Under the program, pediatric doctors in all specialties are available for consultation, along with nurses, a psychologist, and a social worker. The program will do baseline neuropsychological testing when children are diagnosed so doctors can monitor them for any learning problems during treatment, follow-up, and recovery.

"A lot of the patients do have fatigue and many have sociopsychological problems, maybe even posttraumatic stress syndrome," says Lisa Bashore, MS, RN, CPNP, director of the Life After Cancer Program. She says dealing with cancer, treatment, and recovery often is more difficult for teenagers than for the younger children.

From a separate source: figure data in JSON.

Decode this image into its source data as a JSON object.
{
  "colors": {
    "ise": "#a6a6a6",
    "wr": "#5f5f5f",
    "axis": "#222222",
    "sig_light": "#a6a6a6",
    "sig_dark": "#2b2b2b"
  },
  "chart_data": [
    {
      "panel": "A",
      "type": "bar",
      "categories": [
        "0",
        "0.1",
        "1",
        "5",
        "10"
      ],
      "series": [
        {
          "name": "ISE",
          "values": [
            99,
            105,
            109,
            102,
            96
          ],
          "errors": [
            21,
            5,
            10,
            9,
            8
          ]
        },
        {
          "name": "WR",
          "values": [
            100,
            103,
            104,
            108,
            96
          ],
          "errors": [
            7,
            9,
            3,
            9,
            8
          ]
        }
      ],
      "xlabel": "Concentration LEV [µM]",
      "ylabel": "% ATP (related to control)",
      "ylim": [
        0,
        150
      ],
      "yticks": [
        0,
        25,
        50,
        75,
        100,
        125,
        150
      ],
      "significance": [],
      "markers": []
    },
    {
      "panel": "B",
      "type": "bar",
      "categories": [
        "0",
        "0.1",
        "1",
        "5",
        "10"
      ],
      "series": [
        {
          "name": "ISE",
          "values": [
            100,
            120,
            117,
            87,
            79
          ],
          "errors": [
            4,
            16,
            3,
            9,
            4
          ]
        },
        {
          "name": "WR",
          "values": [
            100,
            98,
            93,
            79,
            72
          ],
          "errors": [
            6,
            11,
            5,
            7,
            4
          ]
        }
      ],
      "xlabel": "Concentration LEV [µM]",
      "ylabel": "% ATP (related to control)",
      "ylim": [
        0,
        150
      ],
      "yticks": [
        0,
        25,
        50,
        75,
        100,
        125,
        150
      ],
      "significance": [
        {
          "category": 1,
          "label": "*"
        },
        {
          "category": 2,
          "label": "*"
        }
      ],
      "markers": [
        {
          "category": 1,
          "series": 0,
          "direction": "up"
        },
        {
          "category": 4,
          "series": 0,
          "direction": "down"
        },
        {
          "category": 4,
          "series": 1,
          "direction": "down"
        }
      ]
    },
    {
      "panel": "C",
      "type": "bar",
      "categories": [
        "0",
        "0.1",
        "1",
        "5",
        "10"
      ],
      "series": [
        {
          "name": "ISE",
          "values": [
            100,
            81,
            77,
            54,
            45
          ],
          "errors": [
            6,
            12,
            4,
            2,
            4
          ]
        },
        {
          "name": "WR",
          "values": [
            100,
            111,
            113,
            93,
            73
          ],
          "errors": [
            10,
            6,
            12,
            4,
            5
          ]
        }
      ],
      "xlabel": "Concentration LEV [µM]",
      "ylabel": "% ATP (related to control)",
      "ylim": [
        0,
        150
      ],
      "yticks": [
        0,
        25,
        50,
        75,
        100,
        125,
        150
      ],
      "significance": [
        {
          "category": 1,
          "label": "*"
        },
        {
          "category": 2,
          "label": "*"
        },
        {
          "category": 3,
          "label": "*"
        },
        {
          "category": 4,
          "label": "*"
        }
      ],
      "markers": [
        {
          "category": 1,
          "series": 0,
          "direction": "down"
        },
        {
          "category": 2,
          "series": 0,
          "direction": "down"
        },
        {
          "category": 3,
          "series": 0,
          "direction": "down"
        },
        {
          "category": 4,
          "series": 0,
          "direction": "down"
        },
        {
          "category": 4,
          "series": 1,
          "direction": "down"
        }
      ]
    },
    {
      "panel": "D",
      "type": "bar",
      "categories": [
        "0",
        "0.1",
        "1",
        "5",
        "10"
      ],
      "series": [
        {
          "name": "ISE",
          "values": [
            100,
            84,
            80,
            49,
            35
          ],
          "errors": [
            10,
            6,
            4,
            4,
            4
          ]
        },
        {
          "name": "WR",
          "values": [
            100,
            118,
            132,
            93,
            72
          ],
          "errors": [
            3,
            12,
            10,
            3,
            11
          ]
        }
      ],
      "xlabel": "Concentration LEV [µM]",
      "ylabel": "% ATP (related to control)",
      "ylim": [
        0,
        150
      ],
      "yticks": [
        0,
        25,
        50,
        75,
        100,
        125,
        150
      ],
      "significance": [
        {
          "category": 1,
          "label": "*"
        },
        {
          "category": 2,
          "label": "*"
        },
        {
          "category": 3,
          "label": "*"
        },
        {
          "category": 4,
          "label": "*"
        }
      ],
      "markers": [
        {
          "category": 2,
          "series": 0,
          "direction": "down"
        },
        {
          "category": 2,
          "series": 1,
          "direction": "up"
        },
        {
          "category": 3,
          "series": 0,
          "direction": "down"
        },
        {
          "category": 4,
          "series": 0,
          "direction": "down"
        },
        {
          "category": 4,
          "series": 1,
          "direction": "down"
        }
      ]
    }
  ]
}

"Adolescence is a very difficult time for anyone. They want to be independent and away from their parents with their friends," Bashore tells WebMD. "But for kids with cancer, it's even more difficult because they are facing isolation and restrictions."

McKee says that he was old enough to understand the consequences of Hodgkin's and the transplant, and he trusted the doctors. "It made me realize they knew what they were doing."

But some older youngsters have more emotional problems because they are aware of what's happening to them, Murray and Bashore say. The authors of the Journal of Clinical Oncology paper echo this. They say in earlier studies they found a much lower rate -- 4.5% -- of posttraumatic stress disorder in cancer survivors aged 8 to 19. They believe this may be because younger children aren't aware of their own mortality and often don't realize the seriousness of the disease. The average age of the young adults in the current study was 25.

The researchers warn that if young cancer survivors are too anxious about their future, they may stop seeking the medical and psychological care they need. The authors advise that healthcare professionals honestly discuss long-term effects and establish a caring relationship with young adult survivors to support their development.

This is certainly the aim of the Cook Children's program, although Murray says they are still learning. "It will take years for our specialty to refocus on survivors," he says. "We have spent the last 20 years focused on the cure; now we're dealing with our success."

According to McKee, they already are doing a good job. "I go in once a year for a checkup. It's not that I have to go in, but that I like to go in," he says, adding that they give him emotional support and he looks forward to seeing the doctors and nurses. "I don't know what I'll do if I have to go to a regular adult hospital."